You then go on to discuss power and wealth which likewise makes little sense to me.  I think you’re saying that it’s the financially and politically powerful that contribute more to MLB’s high status (relative to cancer research) than the average fan.

First, I think you mischaracterize Barra; he’s making an economic argument, so “you” clearly means all market participants, which includes both powerful and average fan.  He’s not distinguishing them; in his article, he does distinguish owners and players from fans to make a rhetorical point, and while it would’ve been more precise to include owners/players in “you,” owner and player consumption of baseball is trivially small that it doesn’t affect his point. 

Second, I seriously doubt there are more government subsidies for MLB than for cancer research.  If I am incorrect, well, then Median Voter Theory; to the extent the powerful invest into MLB, it is because there is financial and political capital to be made there, and the source of such capital comes from all market participants, and by definition, the average fan contributes the most to such capital.  Here’s a thought exercise: let us assume all market participants suddenly switch their utility functions and every dollar they would have spent on baseball is now donated to cancer research.  I find it highly unlikely the “powerful” would continue to support MLB to the extent they currently do.  The reason is clear: there is no longer any money to be made supporting MLB.

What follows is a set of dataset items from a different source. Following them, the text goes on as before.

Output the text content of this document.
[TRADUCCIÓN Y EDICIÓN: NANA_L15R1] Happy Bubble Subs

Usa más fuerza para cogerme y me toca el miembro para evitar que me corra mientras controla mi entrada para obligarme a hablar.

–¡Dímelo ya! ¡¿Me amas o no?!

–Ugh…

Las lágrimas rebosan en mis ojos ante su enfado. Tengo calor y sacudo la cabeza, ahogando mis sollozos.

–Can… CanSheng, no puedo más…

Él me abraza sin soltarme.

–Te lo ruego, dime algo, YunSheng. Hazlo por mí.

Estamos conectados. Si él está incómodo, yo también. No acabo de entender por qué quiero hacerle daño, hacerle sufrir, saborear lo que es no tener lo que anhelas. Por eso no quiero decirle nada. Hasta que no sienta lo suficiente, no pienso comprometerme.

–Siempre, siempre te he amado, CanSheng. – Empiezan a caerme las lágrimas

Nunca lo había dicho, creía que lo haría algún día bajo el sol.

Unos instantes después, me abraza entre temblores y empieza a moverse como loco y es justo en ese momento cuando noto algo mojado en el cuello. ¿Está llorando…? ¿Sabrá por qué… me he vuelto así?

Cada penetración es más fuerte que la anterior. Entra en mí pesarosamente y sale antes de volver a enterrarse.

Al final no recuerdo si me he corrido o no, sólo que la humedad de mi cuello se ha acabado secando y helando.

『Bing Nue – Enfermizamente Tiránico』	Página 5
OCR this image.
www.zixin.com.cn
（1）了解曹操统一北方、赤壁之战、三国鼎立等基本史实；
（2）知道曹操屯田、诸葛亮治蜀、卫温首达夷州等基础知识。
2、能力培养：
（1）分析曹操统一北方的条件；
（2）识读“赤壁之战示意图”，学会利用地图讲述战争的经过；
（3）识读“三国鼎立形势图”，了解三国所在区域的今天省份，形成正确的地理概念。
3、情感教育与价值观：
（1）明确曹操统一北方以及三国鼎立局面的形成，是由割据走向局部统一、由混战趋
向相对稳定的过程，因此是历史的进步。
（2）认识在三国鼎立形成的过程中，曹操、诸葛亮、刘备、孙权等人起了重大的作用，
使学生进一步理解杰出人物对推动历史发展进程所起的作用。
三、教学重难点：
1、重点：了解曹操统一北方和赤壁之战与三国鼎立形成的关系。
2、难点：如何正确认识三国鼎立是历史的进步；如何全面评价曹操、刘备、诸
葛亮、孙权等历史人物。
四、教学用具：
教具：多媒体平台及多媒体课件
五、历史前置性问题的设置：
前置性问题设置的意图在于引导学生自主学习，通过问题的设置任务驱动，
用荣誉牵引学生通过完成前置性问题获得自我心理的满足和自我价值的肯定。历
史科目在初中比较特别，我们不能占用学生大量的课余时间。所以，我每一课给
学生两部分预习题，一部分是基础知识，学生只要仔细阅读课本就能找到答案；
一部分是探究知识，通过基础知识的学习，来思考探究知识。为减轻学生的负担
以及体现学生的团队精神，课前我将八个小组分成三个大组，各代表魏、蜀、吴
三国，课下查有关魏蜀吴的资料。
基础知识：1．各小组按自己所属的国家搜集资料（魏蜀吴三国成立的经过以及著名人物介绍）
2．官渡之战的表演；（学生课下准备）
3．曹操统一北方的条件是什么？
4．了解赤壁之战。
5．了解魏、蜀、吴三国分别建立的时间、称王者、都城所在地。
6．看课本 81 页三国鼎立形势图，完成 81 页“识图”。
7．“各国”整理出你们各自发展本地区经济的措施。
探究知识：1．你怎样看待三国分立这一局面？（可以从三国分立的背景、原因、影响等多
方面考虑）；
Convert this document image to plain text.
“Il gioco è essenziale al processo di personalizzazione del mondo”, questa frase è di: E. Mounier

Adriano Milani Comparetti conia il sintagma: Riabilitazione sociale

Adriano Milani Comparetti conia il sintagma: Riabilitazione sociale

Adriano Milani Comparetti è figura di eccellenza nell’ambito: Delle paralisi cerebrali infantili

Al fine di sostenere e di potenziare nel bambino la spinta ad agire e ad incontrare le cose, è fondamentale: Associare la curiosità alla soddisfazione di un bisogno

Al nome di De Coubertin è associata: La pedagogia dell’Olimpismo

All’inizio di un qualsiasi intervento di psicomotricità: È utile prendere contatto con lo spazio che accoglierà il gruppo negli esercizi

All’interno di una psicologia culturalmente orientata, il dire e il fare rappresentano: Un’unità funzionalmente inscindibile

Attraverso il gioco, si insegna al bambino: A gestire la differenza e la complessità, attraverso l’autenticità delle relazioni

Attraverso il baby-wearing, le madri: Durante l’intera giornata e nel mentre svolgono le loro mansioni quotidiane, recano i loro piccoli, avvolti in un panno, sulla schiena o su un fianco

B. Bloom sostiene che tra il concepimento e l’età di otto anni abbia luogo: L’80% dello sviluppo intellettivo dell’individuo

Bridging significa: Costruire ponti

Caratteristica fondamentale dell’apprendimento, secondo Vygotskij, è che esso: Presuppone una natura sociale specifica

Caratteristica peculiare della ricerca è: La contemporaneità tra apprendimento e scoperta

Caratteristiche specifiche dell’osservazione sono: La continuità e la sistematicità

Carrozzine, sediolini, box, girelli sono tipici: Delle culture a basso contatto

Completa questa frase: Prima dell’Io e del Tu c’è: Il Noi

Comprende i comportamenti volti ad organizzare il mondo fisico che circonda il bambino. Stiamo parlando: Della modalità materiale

Perhaps you are saying the powerful shape our preferences.  I find this dubious and bordering on paranoia.  How do they shape our preferences?  Through marketing?  Again, if that is the case, why can’t cancer researchers hire the same marketing firms?  Moreover, the average fan is unaware of the extent of governmental and corporate support of MLB.  It’s not like anyone except MLB advertises on behalf of MLB.


#18    Tangotiger      (see all posts) 2009/07/24 (Fri) @ 09:46

http://www.quinnipiac.edu/x1295.xml?ReleaseID=1344

Only 15 percent of voters would be willing to pay $500 to $1,000 more in taxes each year for a health care plan that reduces costs and covers those who don’t have health insurance. Another 27 percent would pay less than $500 per year, with 3 percent who would pay $1,000 to $3,000 and 45 percent who don’t want to pay additional taxes.

“And f-ck those who are too poor to have health insurance.”


#19          (see all posts) 2009/07/25 (Sat) @ 04:23

I don’t think the market for ED is greater than cancer, either research or drugs.  The marketing opportunity for ED is greater than cancer because ED treatment is something people put off because of embarrassment, so the drug companies try to create an environment where it is socially acceptable to go to a doctor and admit to the problem.  It’s also an elective problem; you don’t die from ED.  Cancer, on the other hand, doesn’t need to market the need to take treatment; once you’re diagnosed, it’s a pretty rare person who would turn down the treatment.